Michael Leddy said...

In 25 words:

I voted for him twice, with great enthusiasm. But I now see him as arrogant, dishonest, exploitative, narcissistic, reckless. I am no longer a fan.

JuliaR said...

I remember when he was running for president and my intuitive radar told me he was a lying liar. If he told me the sky was blue, I'd go outside to see for myself. I couldn't believe how no one else seemed to see that. I suppose that people can make effective leaders even if they are lying cheaters but he was just so blatant about the womanizing that to me, it made for a fundamental personality flaw that I couldn't get over.
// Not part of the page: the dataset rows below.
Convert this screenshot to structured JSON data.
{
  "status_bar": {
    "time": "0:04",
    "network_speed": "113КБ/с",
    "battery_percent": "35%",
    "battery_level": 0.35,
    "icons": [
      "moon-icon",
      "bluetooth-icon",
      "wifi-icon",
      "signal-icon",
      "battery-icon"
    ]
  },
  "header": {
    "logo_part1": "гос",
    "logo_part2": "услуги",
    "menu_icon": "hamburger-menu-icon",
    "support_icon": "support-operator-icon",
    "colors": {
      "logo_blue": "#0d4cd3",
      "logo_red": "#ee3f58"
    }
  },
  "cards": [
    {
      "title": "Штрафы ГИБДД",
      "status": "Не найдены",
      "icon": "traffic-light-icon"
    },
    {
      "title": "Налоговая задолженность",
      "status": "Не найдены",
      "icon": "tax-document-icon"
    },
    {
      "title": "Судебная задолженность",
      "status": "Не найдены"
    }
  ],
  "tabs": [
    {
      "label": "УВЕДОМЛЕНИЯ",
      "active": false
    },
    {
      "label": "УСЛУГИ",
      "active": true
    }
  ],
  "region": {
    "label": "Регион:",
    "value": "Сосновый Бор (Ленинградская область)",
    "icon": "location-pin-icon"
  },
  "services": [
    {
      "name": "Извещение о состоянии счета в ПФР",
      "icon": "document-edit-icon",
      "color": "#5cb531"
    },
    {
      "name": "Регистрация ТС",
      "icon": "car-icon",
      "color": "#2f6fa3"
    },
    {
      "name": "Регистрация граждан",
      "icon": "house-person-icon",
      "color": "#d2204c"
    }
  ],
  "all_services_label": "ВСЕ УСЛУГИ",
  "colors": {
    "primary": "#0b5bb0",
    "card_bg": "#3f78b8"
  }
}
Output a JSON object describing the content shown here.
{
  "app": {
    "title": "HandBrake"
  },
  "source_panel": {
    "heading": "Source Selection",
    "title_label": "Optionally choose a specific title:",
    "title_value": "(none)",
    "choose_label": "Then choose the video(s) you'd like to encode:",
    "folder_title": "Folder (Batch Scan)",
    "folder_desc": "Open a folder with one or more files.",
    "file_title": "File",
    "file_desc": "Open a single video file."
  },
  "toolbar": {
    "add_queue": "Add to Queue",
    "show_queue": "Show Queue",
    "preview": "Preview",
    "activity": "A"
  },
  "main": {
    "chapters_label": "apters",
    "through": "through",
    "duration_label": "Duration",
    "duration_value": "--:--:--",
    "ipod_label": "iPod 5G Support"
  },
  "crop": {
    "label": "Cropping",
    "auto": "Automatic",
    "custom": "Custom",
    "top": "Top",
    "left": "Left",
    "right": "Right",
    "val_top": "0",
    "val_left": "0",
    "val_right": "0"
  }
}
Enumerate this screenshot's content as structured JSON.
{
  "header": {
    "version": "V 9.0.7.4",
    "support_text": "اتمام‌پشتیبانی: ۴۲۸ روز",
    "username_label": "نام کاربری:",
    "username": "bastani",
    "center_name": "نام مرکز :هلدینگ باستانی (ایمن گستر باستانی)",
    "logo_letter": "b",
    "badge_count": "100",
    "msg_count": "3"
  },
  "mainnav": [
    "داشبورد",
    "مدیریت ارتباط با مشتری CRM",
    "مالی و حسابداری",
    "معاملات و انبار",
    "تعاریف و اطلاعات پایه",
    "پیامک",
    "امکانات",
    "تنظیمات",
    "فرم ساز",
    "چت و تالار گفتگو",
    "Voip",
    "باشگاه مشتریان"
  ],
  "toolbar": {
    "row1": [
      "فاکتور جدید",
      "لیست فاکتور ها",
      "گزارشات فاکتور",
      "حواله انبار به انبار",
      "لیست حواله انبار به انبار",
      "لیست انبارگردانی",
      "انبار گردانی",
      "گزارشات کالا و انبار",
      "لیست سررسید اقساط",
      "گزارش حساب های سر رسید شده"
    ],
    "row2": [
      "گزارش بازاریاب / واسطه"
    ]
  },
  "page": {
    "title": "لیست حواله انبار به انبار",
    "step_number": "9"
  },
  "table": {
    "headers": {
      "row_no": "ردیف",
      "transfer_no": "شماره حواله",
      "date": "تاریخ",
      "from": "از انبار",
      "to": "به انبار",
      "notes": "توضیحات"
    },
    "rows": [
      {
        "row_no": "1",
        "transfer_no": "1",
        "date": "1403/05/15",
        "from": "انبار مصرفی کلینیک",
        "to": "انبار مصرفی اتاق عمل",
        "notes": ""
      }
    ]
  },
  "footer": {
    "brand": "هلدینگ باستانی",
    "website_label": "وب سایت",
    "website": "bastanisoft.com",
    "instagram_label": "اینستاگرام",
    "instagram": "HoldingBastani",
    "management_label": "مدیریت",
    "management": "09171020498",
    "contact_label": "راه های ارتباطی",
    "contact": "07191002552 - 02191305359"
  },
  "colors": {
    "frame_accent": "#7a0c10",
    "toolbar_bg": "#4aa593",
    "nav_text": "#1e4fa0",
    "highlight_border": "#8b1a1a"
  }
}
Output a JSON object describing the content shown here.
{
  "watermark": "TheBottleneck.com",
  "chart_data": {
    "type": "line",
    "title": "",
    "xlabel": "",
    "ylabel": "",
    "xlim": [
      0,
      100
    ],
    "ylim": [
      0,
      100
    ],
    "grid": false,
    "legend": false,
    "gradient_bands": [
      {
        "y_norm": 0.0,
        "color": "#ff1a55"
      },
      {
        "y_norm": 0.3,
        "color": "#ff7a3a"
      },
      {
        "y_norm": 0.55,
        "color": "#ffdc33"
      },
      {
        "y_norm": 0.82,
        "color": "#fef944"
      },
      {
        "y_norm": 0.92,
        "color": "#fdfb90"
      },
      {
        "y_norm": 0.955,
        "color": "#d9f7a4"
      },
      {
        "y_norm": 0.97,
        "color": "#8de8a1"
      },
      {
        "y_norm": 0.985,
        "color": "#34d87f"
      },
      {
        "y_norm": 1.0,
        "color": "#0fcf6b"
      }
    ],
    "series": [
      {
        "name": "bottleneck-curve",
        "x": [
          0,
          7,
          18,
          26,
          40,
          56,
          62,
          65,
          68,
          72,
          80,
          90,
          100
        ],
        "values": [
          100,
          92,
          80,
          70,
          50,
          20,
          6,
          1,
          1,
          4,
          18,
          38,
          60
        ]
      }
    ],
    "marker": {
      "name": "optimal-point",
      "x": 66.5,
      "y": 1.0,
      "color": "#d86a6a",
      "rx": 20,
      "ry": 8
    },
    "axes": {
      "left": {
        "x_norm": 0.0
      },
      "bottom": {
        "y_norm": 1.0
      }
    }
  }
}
Hillary seems to want to be president because she thinks she deserves it - that entitlement thing that I think is at the root of much of society's malaise these days.

Michael Leddy said...

Julia, you got there long before I did.

The claims of entitlement, now morphing into the charge that Obama has somehow stolen the nomination (and "hijacked four delegates," to use Harold Ickes' language, which seems designed to produce a slight echo of September 11, while allowing a later disclaiming of that intention), make for a pretty toxic atmosphere.

There's a revealing portrait of Bill Clinton in Vanity Fair, now online: The Comeback Id.